Photographies d'atelier
Le nouveau champ d'action de Beato enferme une partie de son activité dans
l'espace factice de l'atelier, et l'oriente vers la scène de genre
et le sujet des petits métiers, motifs ressassés dans les
studios européens. Certes, le miroir qu'il présente à la
société japonaise reflète des images plus expressives
que les mises en scène relevant d'un exotisme superficiel ou d'un
pittoresque convenu ordonnancées dans les établissements
de ses confrères d'outre-mer, dans ceux voisins de ses concurrents
et bientôt chez ses propres élèves. Sa maîtrise
technique et son intelligence du sujet le haussent bien au-dessus de praticiens à qui
leur talent n'a pas épargné de s'égarer parfois dans
un orientalisme de bazar.
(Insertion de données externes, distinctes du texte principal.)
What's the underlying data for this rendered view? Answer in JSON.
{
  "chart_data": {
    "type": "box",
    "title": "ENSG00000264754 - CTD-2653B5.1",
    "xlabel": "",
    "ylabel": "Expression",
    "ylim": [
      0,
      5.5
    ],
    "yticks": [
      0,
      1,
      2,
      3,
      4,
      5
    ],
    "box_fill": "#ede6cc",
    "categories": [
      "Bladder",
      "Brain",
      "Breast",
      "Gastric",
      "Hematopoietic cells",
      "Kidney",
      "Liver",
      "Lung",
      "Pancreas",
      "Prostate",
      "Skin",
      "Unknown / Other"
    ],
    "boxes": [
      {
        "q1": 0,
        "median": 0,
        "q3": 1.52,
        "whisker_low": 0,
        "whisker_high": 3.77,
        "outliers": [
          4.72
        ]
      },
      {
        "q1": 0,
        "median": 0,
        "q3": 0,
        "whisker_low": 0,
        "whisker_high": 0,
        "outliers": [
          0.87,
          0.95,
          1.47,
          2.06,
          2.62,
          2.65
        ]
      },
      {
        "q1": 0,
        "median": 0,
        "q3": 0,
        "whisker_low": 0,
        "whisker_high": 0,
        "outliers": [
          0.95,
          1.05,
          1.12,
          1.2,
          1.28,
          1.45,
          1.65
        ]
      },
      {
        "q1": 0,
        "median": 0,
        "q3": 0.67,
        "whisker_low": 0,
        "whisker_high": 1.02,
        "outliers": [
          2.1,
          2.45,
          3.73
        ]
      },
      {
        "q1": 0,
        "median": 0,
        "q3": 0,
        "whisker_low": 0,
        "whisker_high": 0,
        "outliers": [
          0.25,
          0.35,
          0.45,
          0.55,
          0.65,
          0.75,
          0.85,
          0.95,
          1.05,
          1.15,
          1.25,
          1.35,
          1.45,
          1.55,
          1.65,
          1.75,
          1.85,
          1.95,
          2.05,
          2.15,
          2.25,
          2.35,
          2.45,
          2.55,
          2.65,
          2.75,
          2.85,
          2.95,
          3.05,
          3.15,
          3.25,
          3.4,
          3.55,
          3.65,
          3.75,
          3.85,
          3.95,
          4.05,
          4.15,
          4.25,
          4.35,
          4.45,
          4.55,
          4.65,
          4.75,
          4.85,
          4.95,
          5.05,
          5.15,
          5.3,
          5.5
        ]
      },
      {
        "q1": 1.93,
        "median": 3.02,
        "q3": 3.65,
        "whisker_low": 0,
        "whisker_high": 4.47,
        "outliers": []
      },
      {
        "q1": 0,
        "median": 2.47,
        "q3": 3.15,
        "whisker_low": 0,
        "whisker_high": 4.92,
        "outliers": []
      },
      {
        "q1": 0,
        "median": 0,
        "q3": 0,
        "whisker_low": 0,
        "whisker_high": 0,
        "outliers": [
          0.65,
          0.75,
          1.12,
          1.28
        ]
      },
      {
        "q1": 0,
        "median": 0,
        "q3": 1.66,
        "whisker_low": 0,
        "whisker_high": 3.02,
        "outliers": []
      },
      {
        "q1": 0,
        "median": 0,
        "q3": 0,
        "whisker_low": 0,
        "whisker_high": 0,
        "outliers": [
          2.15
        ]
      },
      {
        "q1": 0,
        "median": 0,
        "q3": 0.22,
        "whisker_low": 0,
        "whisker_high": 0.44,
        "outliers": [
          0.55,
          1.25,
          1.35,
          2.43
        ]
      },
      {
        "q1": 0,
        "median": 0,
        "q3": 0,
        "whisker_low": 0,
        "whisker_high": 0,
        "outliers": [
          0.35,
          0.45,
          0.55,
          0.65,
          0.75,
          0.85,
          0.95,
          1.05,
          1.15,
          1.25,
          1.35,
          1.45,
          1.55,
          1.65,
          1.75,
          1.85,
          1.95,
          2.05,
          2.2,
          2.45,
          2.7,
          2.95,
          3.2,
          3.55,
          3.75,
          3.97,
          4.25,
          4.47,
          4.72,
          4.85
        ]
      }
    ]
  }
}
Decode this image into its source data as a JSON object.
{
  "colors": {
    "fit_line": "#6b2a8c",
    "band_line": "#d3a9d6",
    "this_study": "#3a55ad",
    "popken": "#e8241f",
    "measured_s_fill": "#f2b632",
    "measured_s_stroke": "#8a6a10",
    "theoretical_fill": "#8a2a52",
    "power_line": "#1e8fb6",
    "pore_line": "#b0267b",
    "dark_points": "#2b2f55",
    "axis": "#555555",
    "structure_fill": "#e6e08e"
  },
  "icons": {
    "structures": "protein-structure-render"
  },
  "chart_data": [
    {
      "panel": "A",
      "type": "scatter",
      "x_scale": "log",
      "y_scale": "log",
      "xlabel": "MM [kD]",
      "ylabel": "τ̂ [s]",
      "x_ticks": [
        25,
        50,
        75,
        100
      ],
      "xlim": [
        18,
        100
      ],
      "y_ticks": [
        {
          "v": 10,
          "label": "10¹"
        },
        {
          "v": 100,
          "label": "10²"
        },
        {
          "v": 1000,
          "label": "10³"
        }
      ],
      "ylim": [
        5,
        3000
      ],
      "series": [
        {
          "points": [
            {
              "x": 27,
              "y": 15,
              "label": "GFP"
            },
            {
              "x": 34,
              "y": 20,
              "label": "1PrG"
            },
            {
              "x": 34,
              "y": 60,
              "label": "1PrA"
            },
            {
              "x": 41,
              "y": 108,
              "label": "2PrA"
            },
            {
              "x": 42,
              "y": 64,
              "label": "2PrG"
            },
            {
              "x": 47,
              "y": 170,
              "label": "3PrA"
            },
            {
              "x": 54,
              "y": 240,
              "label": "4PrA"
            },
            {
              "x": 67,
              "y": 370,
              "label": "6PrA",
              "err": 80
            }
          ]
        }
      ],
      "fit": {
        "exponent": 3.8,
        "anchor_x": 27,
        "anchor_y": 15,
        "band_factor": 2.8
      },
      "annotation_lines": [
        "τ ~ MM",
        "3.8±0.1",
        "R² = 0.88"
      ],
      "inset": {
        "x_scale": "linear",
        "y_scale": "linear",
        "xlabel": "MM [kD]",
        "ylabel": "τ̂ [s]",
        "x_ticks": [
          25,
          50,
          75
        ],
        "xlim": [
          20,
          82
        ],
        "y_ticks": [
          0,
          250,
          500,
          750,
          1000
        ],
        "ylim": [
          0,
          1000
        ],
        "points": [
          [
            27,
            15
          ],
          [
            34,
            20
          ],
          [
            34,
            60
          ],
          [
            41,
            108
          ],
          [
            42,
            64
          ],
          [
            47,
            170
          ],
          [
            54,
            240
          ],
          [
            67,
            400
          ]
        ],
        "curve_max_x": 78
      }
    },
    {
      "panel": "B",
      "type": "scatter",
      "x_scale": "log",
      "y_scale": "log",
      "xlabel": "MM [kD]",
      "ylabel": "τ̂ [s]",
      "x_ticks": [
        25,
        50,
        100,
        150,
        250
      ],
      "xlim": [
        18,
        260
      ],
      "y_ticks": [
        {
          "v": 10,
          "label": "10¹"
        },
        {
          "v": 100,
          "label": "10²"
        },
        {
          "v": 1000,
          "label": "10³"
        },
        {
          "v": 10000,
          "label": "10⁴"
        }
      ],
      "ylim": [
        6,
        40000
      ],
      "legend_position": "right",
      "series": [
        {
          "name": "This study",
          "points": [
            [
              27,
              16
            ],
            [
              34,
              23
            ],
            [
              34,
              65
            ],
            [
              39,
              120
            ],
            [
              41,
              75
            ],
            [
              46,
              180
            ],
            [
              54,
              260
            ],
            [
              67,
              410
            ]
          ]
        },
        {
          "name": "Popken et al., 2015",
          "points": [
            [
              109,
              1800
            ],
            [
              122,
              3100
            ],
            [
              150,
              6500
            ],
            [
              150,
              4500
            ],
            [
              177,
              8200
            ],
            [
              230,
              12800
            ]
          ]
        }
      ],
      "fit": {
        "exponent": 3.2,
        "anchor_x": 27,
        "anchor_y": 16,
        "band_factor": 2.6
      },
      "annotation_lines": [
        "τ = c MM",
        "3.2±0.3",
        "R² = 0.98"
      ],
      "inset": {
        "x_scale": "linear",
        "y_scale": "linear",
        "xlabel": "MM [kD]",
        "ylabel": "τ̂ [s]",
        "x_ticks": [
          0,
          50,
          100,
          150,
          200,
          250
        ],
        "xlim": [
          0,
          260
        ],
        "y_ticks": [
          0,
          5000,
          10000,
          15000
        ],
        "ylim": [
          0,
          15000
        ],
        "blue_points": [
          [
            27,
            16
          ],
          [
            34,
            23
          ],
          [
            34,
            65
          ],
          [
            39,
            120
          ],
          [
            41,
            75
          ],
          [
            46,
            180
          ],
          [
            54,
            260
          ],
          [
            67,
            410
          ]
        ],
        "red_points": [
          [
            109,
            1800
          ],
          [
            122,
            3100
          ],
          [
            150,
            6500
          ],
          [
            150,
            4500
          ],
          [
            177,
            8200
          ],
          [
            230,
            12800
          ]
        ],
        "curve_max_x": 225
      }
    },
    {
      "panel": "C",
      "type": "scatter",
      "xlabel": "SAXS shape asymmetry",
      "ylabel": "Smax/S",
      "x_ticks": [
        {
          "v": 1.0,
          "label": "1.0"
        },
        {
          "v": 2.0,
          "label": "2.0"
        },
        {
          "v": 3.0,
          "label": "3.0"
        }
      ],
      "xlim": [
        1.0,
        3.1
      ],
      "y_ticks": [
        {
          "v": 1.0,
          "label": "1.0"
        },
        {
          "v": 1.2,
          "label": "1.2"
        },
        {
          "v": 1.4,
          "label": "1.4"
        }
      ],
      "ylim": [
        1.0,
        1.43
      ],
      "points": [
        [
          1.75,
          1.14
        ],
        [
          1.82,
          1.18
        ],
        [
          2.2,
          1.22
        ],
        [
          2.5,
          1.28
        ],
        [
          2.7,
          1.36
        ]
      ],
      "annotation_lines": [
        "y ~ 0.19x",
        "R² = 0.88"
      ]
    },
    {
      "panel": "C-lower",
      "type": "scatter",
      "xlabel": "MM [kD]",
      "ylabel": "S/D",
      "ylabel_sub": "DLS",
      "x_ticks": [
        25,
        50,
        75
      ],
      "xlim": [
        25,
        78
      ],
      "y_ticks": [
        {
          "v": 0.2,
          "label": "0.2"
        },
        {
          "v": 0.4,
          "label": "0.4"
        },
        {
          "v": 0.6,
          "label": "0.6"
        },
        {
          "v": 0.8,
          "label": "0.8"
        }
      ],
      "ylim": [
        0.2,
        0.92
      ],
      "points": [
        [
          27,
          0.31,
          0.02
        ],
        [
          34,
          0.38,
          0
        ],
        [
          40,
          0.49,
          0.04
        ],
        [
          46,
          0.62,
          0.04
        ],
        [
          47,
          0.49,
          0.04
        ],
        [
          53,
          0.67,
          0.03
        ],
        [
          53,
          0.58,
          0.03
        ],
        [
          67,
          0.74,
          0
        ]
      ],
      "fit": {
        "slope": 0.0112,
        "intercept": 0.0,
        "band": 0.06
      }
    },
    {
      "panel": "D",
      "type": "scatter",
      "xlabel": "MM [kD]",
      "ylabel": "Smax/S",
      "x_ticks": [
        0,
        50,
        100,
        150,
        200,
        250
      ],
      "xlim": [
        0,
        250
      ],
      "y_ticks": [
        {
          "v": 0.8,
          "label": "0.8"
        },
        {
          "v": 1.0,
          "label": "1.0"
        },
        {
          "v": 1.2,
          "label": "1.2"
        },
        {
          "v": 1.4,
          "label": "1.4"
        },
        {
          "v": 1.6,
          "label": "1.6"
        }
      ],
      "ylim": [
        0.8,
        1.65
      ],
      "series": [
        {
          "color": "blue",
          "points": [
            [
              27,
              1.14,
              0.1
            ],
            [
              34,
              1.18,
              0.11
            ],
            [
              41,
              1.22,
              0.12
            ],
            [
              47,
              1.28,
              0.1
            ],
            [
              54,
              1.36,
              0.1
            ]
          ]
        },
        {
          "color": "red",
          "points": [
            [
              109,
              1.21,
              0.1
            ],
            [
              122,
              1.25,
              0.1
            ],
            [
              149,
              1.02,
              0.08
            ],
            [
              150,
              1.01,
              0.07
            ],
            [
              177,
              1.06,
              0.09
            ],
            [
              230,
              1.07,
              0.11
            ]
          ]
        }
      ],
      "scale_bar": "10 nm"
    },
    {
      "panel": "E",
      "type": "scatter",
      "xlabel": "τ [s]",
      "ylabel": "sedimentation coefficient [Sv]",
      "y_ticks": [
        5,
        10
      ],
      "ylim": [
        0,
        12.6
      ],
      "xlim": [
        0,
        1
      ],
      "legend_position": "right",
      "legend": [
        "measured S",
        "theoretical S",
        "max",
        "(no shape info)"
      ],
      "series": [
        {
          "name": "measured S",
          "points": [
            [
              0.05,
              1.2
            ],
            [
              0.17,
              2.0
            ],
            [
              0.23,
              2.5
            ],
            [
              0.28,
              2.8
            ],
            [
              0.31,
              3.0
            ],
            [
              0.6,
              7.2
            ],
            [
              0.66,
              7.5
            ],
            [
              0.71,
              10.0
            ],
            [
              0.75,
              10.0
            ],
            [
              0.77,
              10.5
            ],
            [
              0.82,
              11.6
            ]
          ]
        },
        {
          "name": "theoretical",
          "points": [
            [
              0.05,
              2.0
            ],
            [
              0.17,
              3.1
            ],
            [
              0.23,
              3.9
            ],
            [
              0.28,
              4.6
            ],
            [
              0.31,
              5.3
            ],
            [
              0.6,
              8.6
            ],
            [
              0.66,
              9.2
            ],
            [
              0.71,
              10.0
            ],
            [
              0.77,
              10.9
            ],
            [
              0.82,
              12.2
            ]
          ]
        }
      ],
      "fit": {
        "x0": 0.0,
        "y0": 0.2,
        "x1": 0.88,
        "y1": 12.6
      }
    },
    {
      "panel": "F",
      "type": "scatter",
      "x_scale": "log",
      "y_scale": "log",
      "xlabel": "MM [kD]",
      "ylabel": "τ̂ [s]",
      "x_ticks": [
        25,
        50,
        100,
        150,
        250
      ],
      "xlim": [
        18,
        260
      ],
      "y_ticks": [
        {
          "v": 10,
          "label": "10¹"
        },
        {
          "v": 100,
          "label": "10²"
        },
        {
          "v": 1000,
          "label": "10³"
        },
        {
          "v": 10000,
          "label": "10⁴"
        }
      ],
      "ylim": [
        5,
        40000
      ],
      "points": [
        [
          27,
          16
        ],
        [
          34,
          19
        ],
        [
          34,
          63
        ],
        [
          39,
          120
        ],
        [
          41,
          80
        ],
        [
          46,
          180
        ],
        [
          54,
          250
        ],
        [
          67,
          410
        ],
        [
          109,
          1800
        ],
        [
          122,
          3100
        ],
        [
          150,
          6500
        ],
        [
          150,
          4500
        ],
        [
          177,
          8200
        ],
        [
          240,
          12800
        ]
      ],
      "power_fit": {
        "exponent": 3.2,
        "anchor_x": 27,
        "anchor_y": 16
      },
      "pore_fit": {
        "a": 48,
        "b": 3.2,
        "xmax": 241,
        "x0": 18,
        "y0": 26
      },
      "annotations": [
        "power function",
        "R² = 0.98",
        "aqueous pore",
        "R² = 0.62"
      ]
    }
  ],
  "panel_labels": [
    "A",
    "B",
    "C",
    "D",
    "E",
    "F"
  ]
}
Son œil et son métier le mettent
au premier rang des excellents photographes qui, de Paris à Nouméa,
ont enrichi le répertoire de toutes les formes d'exotisme proche
et lointain. Mais jamais il n'égale un Charles Nègre dont
les ramoneurs, les chiffonniers, les musiciens de rue, les maçons
et les terrassiers s'imposent dès les années 1850-1854 dans
l'immédiateté vive de leur apparition et de leur action malgré le
manque d'instantanéité de la prise de vue.
Scènes de la vie quotidienne
Le sujet, et non la manière dont il est traité, fait l'originalité de
ce versant de l'œuvre de Beato. En Europe, les pifferari,
les marchands ambulants, les cris, toutes ces survivances d'un monde dépassé par
la marche en avant de la société occidentale, sont frappés
de marginalité : à moins d'être très inspirés,
les photographes ne peuvent qu'en donner des vignettes rivales de l'imagerie
d'Épinal. Au Japon, jusque dans les dernières années
de la décennie 1870, la marge remplit la page : le spectacle que
l'Européen découvre dans les ports, a fortiori dans
les villes de l'intérieur, plus encore dans les campagnes, est la
norme d'une civilisation singulière et mature en sorte que ce sont
les étrangers et les premiers effets visibles du choc provoqué par
l'Occident qui paraissent, sinon exotiques, du moins insolites.
La Japonaise
en kimono semblable à la peinture des paravents importés à Paris,
la femme du peuple tenant son enfant dans le dos, l'homme de peine vêtu
d'une simple étoffe nouée en ceinture autour des reins, le bettô (palefrenier)
au corps entièrement tatoué, la population procédant à des
ablutions au grand jour, dans une nudité et dans une mixité complètes,
autant de scènes courantes. Et dans les rues grouillantes ou sur
les chaussées animées du Tôkaidô et du Nakasendô, à chaque
heure, autant de tableaux qu'en peut procurer sur le vif un peuple dont
les déplacements sont rythmés par les pieds et non les roues
: le pèlerin en manteau de pluie, le rônin (samouraï déchu)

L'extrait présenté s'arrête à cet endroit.